Not long ago, I had a conversation at a party with a friend about Morris. We’re both huge fans, and it was one of those debates where we were essentially only arguing the relative placement of greatness. He backed The Thin Blue Line both as Morris’s best film and the entry point into Morris’s oeuvre. Though I disagreed on the second point (Fast, Cheap, and Out-of-Control has a better range of subjects for the neophyte and I have a deep love for the gothic sleaze of Tabloid), it’s difficult to argue the first, especially because of all of Morris’s films, The Thin Blue Line has had the most concrete effect on the real world. It saved a man’s life.
On November 29, 1976, Dallas police officer Robert Wood was shot and killed at a traffic stop. Eager to make an arrest, the Dallas police located a resident of nearby Vidor, a juvenile delinquent named David Harris. He immediately fingered drifter Randall Adams for the crime. The cops collected some additional eyewitness testimony and built a case against Adams. Though it was a little shaky and Adams continually protested his innocence, he was sentenced to die.

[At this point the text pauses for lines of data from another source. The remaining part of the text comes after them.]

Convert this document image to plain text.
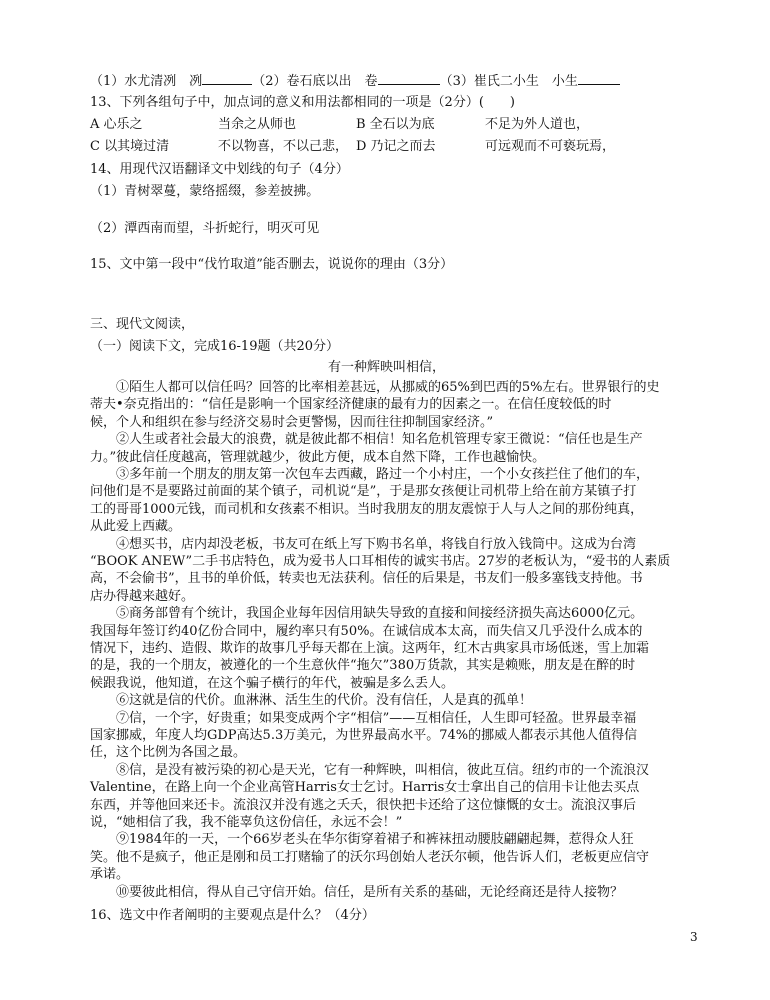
（1）水尤清冽　冽	（2）卷石底以出　卷	（3）崔氏二小生　小生
13、下列各组句子中，加点词的意义和用法都相同的一项是（2分）(　　)
A 心乐之	当余之从师也	B 全石以为底	不足为外人道也，
C 以其境过清	不以物喜，不以己悲， D 乃记之而去	可远观而不可亵玩焉，
14、用现代汉语翻译文中划线的句子（4分）
（1）青树翠蔓，蒙络摇缀，参差披拂。
（2）潭西南而望，斗折蛇行，明灭可见
15、文中第一段中“伐竹取道”能否删去，说说你的理由（3分）
三、现代文阅读，
（一）阅读下文，完成16-19题（共20分）
有一种辉映叫相信，
　　①陌生人都可以信任吗？回答的比率相差甚远，从挪威的65%到巴西的5%左右。世界银行的史
蒂夫•奈克指出的：“信任是影响一个国家经济健康的最有力的因素之一。在信任度较低的时
候，个人和组织在参与经济交易时会更警惕，因而往往抑制国家经济。”
　　②人生或者社会最大的浪费，就是彼此都不相信！知名危机管理专家王微说：“信任也是生产
力。”彼此信任度越高，管理就越少，彼此方便，成本自然下降，工作也越愉快。
　　③多年前一个朋友的朋友第一次包车去西藏，路过一个小村庄，一个小女孩拦住了他们的车，
问他们是不是要路过前面的某个镇子，司机说“是”，于是那女孩便让司机带上给在前方某镇子打
工的哥哥1000元钱，而司机和女孩素不相识。当时我朋友的朋友震惊于人与人之间的那份纯真，
从此爱上西藏。
　　④想买书，店内却没老板，书友可在纸上写下购书名单，将钱自行放入钱筒中。这成为台湾
“BOOK ANEW”二手书店特色，成为爱书人口耳相传的诚实书店。27岁的老板认为，“爱书的人素质
高，不会偷书”，且书的单价低，转卖也无法获利。信任的后果是，书友们一般多塞钱支持他。书
店办得越来越好。
　　⑤商务部曾有个统计，我国企业每年因信用缺失导致的直接和间接经济损失高达6000亿元。
我国每年签订约40亿份合同中，履约率只有50%。在诚信成本太高，而失信又几乎没什么成本的
情况下，违约、造假、欺诈的故事几乎每天都在上演。这两年，红木古典家具市场低迷，雪上加霜
的是，我的一个朋友，被遵化的一个生意伙伴“拖欠”380万货款，其实是赖账，朋友是在醉的时
候跟我说，他知道，在这个骗子横行的年代，被骗是多么丢人。
　　⑥这就是信的代价。血淋淋、活生生的代价。没有信任，人是真的孤单！
　　⑦信，一个字，好贵重；如果变成两个字“相信”——互相信任，人生即可轻盈。世界最幸福
国家挪威，年度人均GDP高达5.3万美元，为世界最高水平。74%的挪威人都表示其他人值得信
任，这个比例为各国之最。
　　⑧信，是没有被污染的初心是天光，它有一种辉映，叫相信，彼此互信。纽约市的一个流浪汉
Valentine，在路上向一个企业高管Harris女士乞讨。Harris女士拿出自己的信用卡让他去买点
东西，并等他回来还卡。流浪汉并没有逃之夭夭，很快把卡还给了这位慷慨的女士。流浪汉事后
说，“她相信了我，我不能辜负这份信任，永远不会！”
　　⑨1984年的一天，一个66岁老头在华尔街穿着裙子和裤袜扭动腰肢翩翩起舞，惹得众人狂
笑。他不是疯子，他正是刚和员工打赌输了的沃尔玛创始人老沃尔顿，他告诉人们，老板更应信守
承诺。
　　⑩要彼此相信，得从自己守信开始。信任，是所有关系的基础，无论经商还是待人接物？
16、选文中作者阐明的主要观点是什么？（4分）
3
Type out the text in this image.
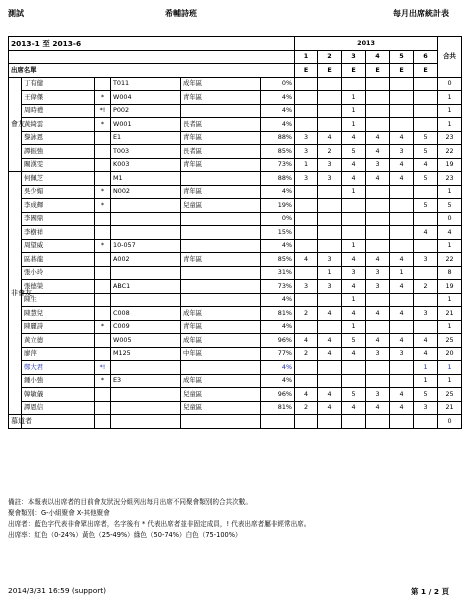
測試	希輔詩班	每月出席統計表
2013-1 至 2013-6						2013						合共
						1	2	3	4	5	6	
出席名單						E	E	E	E	E	E	
會友	丁有健		T011	成年區	0%							0
	王偉傑	*	W004	青年區	4%			1				1
	周時禮	*!	P002		4%			1				1
	黃綺雲	*	W001	長者區	4%			1				1
	黎詠恩		E1	青年區	88%	3	4	4	4	4	5	23
	譚振強		T003	長者區	85%	3	2	5	4	3	5	22
	關漢雯		K003	青年區	73%	1	3	4	3	4	4	19
非會友	何佩芝		M1		88%	3	3	4	4	4	5	23
	吳少媚	*	N002	青年區	4%			1				1
	李成輝	*		兒童區	19%						5	5
	李國鼎				0%							0
	李樹祥				15%						4	4
	周望威	*	10-057		4%			1				1
	區碁龍		A002	青年區	85%	4	3	4	4	4	3	22
	張小玲				31%		1	3	3	1		8
	張德榮		ABC1		73%	3	3	4	3	4	2	19
	陳生				4%			1				1
	陳慧兒		C008	成年區	81%	2	4	4	4	4	3	21
	陳麗詩	*	C009	青年區	4%			1				1
	黃立德		W005	成年區	96%	4	4	5	4	4	4	25
	廖萍		M125	中年區	77%	2	4	4	3	3	4	20
	鄭大君	*!			4%						1	1
	鍾小強	*	E3	成年區	4%						1	1
	韓敏儀			兒童區	96%	4	4	5	3	4	5	25
	譚恩信			兒童區	81%	2	4	4	4	4	3	21
慕道者												0
備註：本報表以出席者的目前會友狀況分組列出每月出席不同聚會類別的合共次數。
聚會類別：G-小組聚會 X-其他聚會
出席者：藍色字代表非會眾出席者，名字後有 * 代表出席者並非固定成員，! 代表出席者屬非經常出席。
出席率：紅色（0-24%）黃色（25-49%）綠色（50-74%）白色（75-100%）
2014/3/31 16:59 (support)	第 1 / 2 頁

Morris uses interviews with nearly everyone of significance in the case, including Adams, Harris, the Dallas police, several eyewitnesses, lawyers, and the judge to narrate each step of the story. He illuminates details of the crime with a detailed re-enactment, altering details as testimony changes between players and in some case as the players change their stories. It’s a fascinating visual device to illustrate the slippery nature of both truth and memory. Morris shows us the shooting as related by half a dozen people, the small details painting a picture that does not quite match.

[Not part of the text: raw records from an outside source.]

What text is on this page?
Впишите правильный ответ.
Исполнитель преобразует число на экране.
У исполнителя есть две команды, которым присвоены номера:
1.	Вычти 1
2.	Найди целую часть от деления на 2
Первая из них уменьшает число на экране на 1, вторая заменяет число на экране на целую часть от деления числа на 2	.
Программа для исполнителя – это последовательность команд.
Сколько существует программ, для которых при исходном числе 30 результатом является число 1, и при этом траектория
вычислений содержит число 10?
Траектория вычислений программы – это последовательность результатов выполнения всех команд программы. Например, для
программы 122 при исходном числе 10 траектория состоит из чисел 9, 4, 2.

One by one, Morris’s interviews pick each witness apart, exposing the inconsistencies and ulterior motives behind their testimony. Harris, who claims to have been in the car at the time of the shooting, has a long record of violent behavior and possible mental illness, and bragged to friends shortly after the crime about killing a cop. The eyewitnesses are far from reliable themselves. The most damaging testimony in the trial came from a married couple, who turn out to be a shady pair who allegedly told others they would be willing to say anything for the substantial reward money offered. The man later says he saw nothing, and the woman, a space cadet with delusions of Nancy Drew, just wanted to get involved. The partner of the officer killed told one story on the night of the murder and an entirely different one after being debriefed by Internal Affairs.
In the middle of everything is Randall Adams, stubbornly insisting on his innocence. His story, while strange to modern ears, lacks the holes marking the others. He claims to have run out of gas and was walking to a nearby station, which, I guess is something that used to happen. He was hitchhiking, something I have gone on record on as being a surefire ticket to an organ-harvesting, when Harris picked him up. Instead of going about the errand, exchanging a handshake and going their separate ways, Harris and Adams decided to hang out. They drank beer (despite Harris being sixteen at the time), and went to a drive in movie double bill that featured a softcore cheerleader movie. Am I crazy or does this sound like the set up to every horror film about overly-friendly drifters you’ve ever seen? Things start relatively normal, then they take a turn for the inappropriate, and pretty soon you’re running from some masked asshole with a chainsaw.
Not for Adams. He just got arrested for cop-killing in the execution-happy state of Texas.
It’s a more realistic end to the story, and a far more frightening one because of the feeling it could happen to anyone. Randall’s story about the frightening tactics employed by the Dallas police might have been shocking at the time, but after scandals like Rampart it’s easier to believe the police would do something like this just to close a case. The railroading continues with the testimony of Dr. James Grigson, a psychiatrist who has testified in more than a hundred death penalty trials and earned the nickname “Dr. Death” by recommending execution in nearly every one.
The film results in a stunning depiction of a system stacked to convict an innocent man almost solely on the testimony of a killer. If that’s not a chilling story, I don’t know what is.